TRACI DEPEW HUGHES, PLAINTIFF

v. MEMORANDUM OPINION AND ORDER

CERTIFIED FLOORING INSTALLATION, INC., DEFENDANT

*** *** *** *** This matter comes before the Court upon Defendant Certified Flooring Installation, Inc.’s (“CFI”) Motion to Dismiss Plaintiff Traci Depew Hughes’s Amended Complaint. (Doc. # 14). Plaintiff having filed her Response in Opposition (Doc. # 15), and Defendant having filed its Reply (Doc. # 16), the Motion is ripe for review. For the following reasons, Defendant’s Motion to Dismiss is granted in part and denied in part. I. FACTUAL AND PROCEDURAL BACKGROUND Between June 8, 2020 and February 22, 2024, Traci Depew Hughes worked for CFI out of its Hebron, Kentucky office.1 (Doc. # 7 ¶¶ 7-8).

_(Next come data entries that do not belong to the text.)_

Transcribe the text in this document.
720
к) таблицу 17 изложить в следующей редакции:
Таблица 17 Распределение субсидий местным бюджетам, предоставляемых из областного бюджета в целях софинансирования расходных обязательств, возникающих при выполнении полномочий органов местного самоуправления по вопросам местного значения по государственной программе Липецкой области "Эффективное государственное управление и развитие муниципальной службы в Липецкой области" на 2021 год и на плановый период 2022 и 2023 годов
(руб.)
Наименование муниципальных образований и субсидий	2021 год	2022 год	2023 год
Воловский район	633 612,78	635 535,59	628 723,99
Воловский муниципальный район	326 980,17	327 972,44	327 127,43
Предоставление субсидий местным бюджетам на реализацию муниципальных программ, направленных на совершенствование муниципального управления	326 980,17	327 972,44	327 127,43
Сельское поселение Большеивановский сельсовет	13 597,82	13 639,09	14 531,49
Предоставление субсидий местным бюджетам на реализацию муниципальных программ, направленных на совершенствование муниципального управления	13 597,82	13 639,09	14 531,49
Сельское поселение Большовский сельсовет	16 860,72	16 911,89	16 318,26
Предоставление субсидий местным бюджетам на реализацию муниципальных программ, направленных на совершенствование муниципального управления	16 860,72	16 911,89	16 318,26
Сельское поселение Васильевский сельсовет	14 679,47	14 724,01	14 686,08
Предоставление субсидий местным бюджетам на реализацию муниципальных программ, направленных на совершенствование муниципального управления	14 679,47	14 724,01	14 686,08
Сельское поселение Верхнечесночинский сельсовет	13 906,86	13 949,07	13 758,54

Although Hughes had been in recovery for several years when she began work at CFI, she had previously struggled with alcohol abuse. (Id. ¶ 10). During that period, Hughes had trouble engaging in several daily activities such as concentrating, sleeping, working, and taking care of herself. (Id.). Indeed, Hughes’s alcoholism exerted such a negative impact on her daily functioning that she sought and received treatment for alcohol addiction. (Id. ¶ 11).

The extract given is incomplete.